Y Combinator abandons China program

Silicon Valley-based accelerator Y Combinator has terminated its recently launched China program citing a change in its US leadership.
YC China was set up in August last year with the recruitment of Qi Lu, a former group president and COO of Baidu, as CEO of the Beijing-based branch. Sam Altman, Y Combinator’s president at the time, said in a statement that the plan was “to build a long-term local organization that will combine the best of Silicon Valley and China.”
Altman was replaced earlier this year by Geoff Ralston, a former executive at Yahoo. “With this, our strategy changed back to our tried and true approach of supporting local and international start-ups from our headquarters in Silicon Valley,” the accelerator said in a recent blog post. “As a result, we decided that now is not the right time to run a new, country-specific version of Y Combinator.”
Qi, who has also filled executive positions at Yahoo and Microsoft, will continue to operate YC China as a separate entity under the name MiraclePlus.

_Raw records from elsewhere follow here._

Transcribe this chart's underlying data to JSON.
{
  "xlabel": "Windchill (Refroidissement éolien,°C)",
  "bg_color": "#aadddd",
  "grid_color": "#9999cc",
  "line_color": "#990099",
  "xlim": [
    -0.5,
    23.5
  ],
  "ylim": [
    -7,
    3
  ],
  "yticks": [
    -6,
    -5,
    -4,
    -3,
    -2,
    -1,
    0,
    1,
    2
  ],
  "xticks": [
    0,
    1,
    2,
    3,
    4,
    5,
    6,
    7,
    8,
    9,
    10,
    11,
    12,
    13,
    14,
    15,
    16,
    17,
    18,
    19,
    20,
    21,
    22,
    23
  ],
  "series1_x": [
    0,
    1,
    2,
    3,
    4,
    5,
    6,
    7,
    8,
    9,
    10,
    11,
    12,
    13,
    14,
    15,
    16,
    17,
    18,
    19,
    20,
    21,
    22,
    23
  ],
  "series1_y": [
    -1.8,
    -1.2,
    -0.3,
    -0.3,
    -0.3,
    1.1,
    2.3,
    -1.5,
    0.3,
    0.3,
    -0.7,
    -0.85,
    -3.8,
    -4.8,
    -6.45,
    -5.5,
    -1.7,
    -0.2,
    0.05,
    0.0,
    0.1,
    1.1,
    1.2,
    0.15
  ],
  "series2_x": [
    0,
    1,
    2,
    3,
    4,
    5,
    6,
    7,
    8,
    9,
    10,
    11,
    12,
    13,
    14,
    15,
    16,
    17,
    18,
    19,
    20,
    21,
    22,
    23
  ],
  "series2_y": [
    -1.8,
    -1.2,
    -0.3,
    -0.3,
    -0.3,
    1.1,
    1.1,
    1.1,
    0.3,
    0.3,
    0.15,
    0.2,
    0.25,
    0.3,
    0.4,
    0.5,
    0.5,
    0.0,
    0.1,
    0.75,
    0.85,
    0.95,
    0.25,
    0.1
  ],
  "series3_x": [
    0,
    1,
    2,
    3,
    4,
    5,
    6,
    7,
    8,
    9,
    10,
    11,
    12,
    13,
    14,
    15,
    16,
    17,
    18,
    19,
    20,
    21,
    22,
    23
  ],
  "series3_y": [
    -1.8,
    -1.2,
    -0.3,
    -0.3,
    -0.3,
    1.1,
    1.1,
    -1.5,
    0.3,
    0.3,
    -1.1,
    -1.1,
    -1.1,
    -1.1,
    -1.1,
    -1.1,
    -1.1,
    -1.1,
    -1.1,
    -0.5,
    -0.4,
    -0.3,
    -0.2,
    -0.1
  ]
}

It coincides with the accelerator’s first demo day, which showcased 22 start-ups to more than 100 investors, as well as an ongoing fundraising effort. MiraclePlus’ debut had raised $55 million as of November 11, according to a regulatory filing.
Founded in 2005, Y Combinator is widely credited with pioneering the for-profit accelerator model, with some of the standout investees including Airbnb and Dropbox. Its sudden abandonment of a Chinese expansion has been widely interpreted as a reaction to growing uncertainties around the political complexities of US-China economic relations, including an unwinding of technological cooperation.